How often will I need follow up appointments at the hospital?
You will be followed up:
Approximately 2 weeks after your operation and then at 6 months.
Yearly out-patient check with surgeon or nurse-led pouch clinic.
Annual blood tests for: – Full blood count – Urea and Electrolytes – Liver Function tests – Ferritin – Vitamin B12
If you had your Koch pouch formed because you had a diagnosis of Ulcerative Colitis, a pouchoscopy (look into the pouch with a scope) will need to be performed every 3 years (once you have had Ulcerative Colitis for ten years or more). Any signs of dysplasia (abnormalities in the pouch wall) will indicate the need for biopsies to be carried out.

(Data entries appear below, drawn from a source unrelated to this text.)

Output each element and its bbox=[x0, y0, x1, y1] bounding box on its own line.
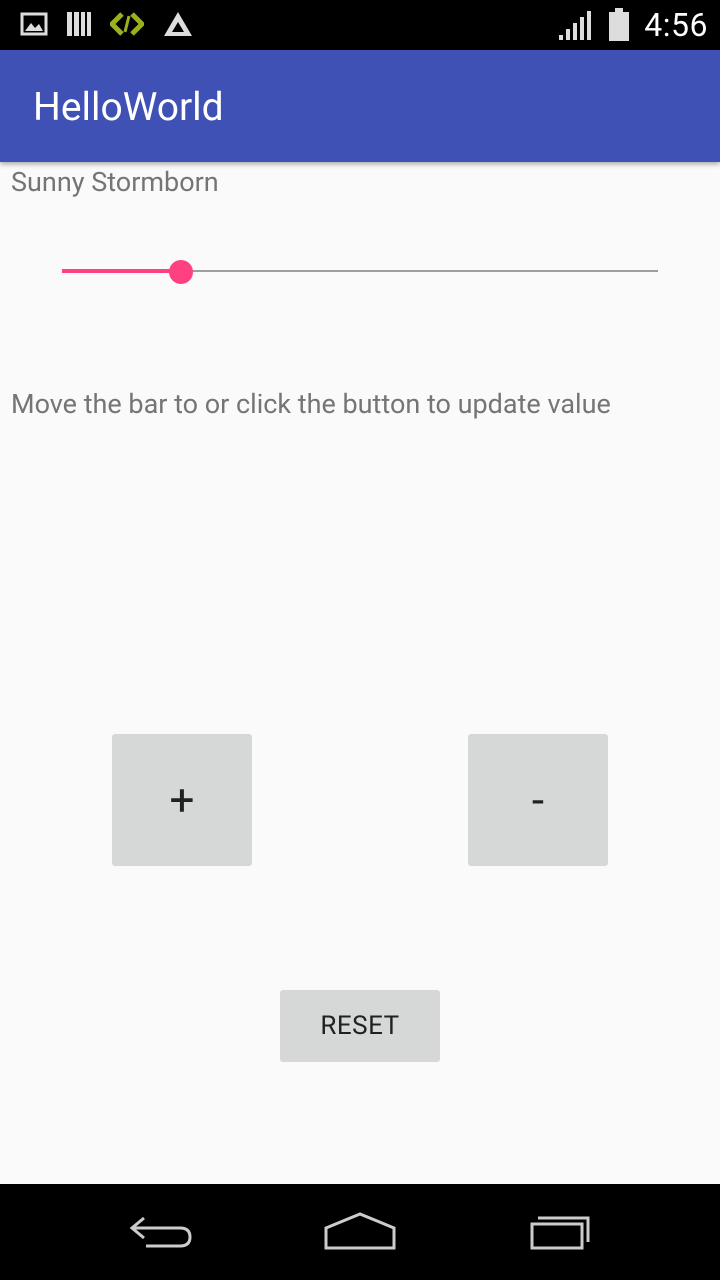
reset-button[interactable]: RESET bbox=[280, 990, 440, 1062]
slider-fill bbox=[62, 269, 182, 273]
signal-icon bbox=[559, 11, 592, 40]
slider-thumb[interactable] bbox=[169, 260, 194, 284]
back-icon[interactable] bbox=[120, 1184, 200, 1280]
app-title: HelloWorld bbox=[33, 84, 224, 130]
decrement-button[interactable]: - bbox=[468, 734, 608, 866]
library-icon bbox=[67, 12, 91, 36]
app-bar: HelloWorld bbox=[0, 50, 720, 162]
value-slider[interactable] bbox=[62, 258, 658, 286]
hint-label: Move the bar to or click the button to u… bbox=[11, 388, 611, 420]
triangle-app-icon bbox=[164, 12, 192, 36]
code-tool-icon bbox=[110, 12, 144, 36]
image-notification-icon bbox=[20, 12, 48, 36]
battery-icon bbox=[609, 8, 630, 41]
home-icon[interactable] bbox=[320, 1184, 400, 1280]
recents-icon[interactable] bbox=[520, 1184, 600, 1280]
status-time: 4:56 bbox=[644, 6, 708, 44]
status-bar: 4:56 bbox=[0, 0, 720, 50]
navigation-bar bbox=[0, 1184, 720, 1280]
increment-button[interactable]: + bbox=[112, 734, 252, 866]
name-label: Sunny Stormborn bbox=[11, 166, 219, 198]
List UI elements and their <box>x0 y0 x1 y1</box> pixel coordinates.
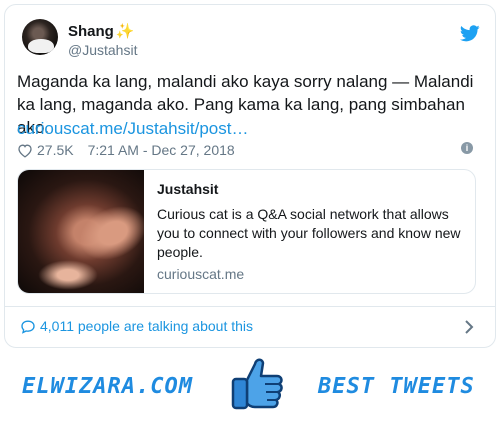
link-title: Justahsit <box>157 181 219 197</box>
divider <box>4 306 496 307</box>
link-thumbnail <box>18 170 144 293</box>
twitter-bird-icon[interactable] <box>460 25 480 42</box>
conversation-link[interactable]: 4,011 people are talking about this <box>20 318 253 334</box>
tweet-link[interactable]: curiouscat.me/Justahsit/post… <box>17 117 248 140</box>
timestamp[interactable]: 7:21 AM - Dec 27, 2018 <box>88 142 235 158</box>
chevron-right-icon[interactable] <box>464 320 474 334</box>
footer-tagline[interactable]: BEST TWEETS <box>318 374 475 399</box>
link-description: Curious cat is a Q&A social network that… <box>157 206 461 260</box>
link-domain: curiouscat.me <box>157 266 245 282</box>
footer-banner: ELWIZARA.COM BEST TWEETS <box>0 352 500 421</box>
heart-icon[interactable] <box>17 143 33 158</box>
sparkle-emoji: ✨ <box>115 23 135 40</box>
user-name[interactable]: Shang ✨ <box>68 22 135 40</box>
user-handle[interactable]: @Justahsit <box>68 42 137 58</box>
footer-site-name[interactable]: ELWIZARA.COM <box>22 374 193 399</box>
link-body: Justahsit Curious cat is a Q&A social ne… <box>144 170 475 293</box>
speech-bubble-icon <box>21 319 35 334</box>
like-count[interactable]: 27.5K <box>37 142 74 158</box>
link-preview-card[interactable]: Justahsit Curious cat is a Q&A social ne… <box>17 169 476 294</box>
info-icon[interactable]: i <box>461 142 473 154</box>
conversation-label[interactable]: 4,011 people are talking about this <box>40 318 253 334</box>
tweet-meta: 27.5K 7:21 AM - Dec 27, 2018 <box>17 140 235 160</box>
thumbs-up-icon <box>231 358 283 410</box>
avatar[interactable] <box>22 19 58 55</box>
user-name-text[interactable]: Shang <box>68 23 114 40</box>
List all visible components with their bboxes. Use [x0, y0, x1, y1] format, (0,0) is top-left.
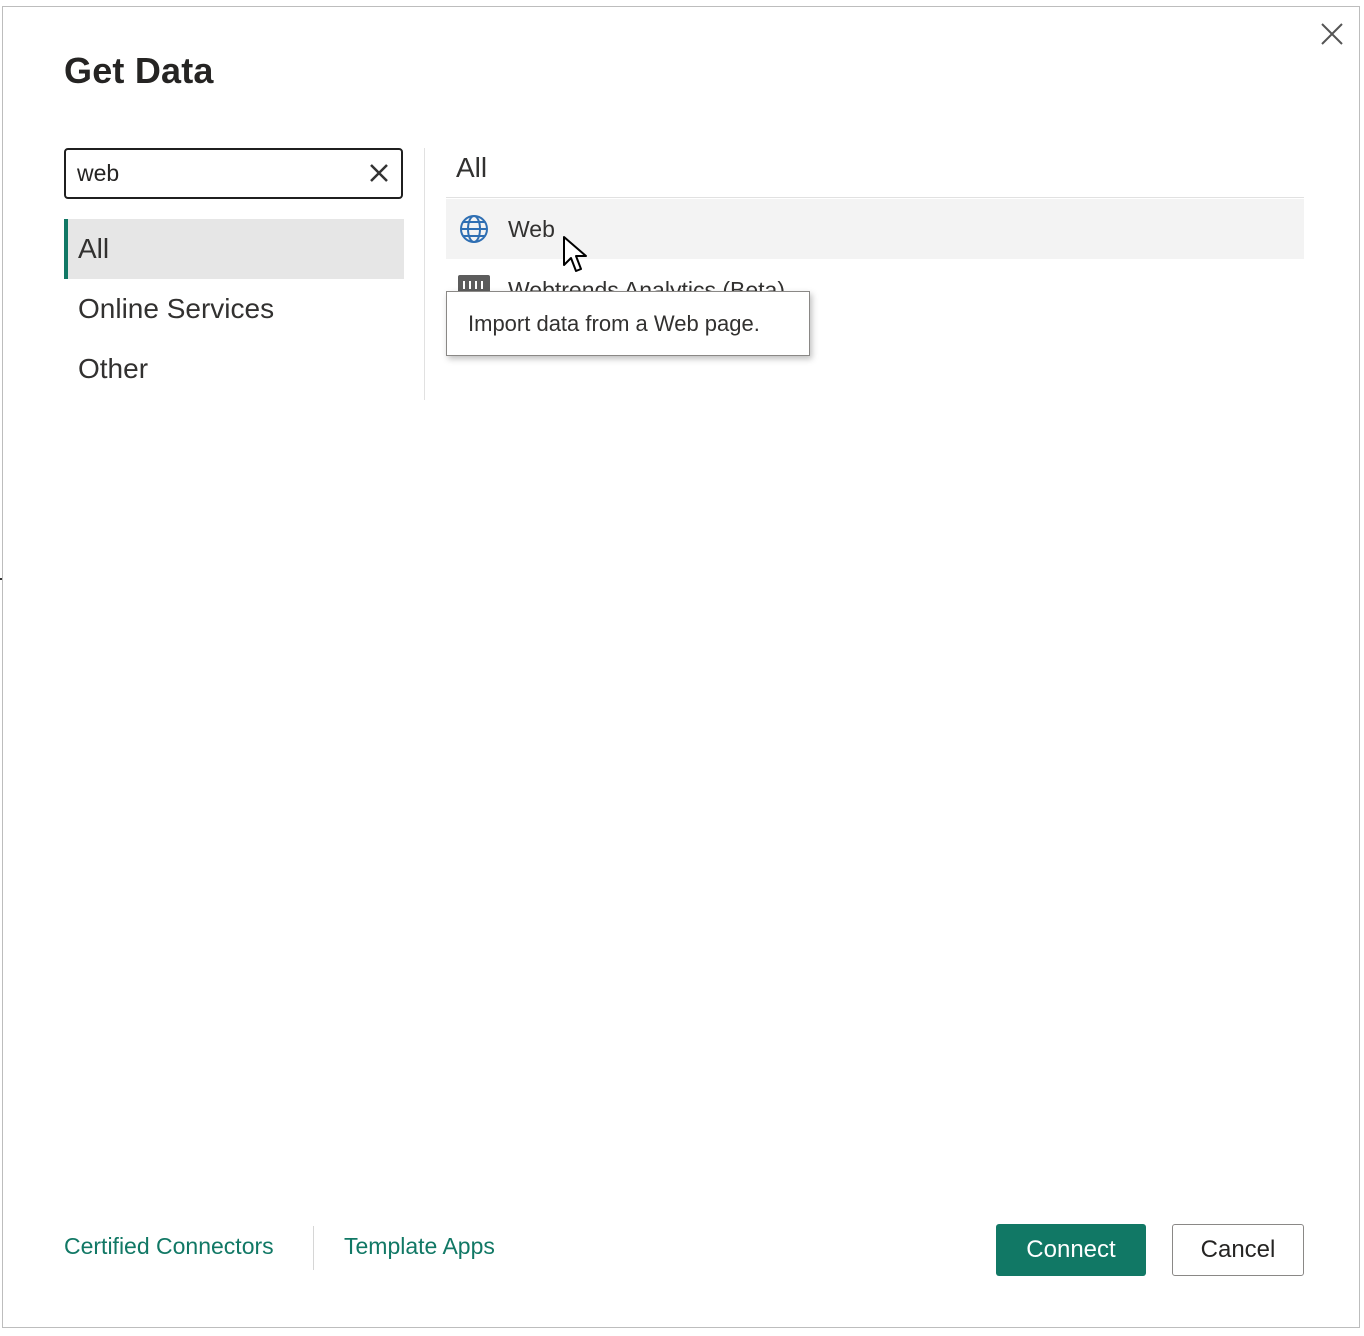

You should contact your surgeon or stoma care nurse at any time between your check-ups if you have any questions or concerns.
Will all the equipment I need be available on prescription?
All the equipment for the Koch pouch is available on prescription from your doctor. This can then be obtained from your chemist or a delivery service.
What is the effect during pregnancy?
A pregnant mother-to-be may find it slightly more difficult to catheterise the continent ileostomy during the third trimester, depending on the size of the baby and its position. If this happens it may be necessary to leave the catheter in on free drainage during the third trimester.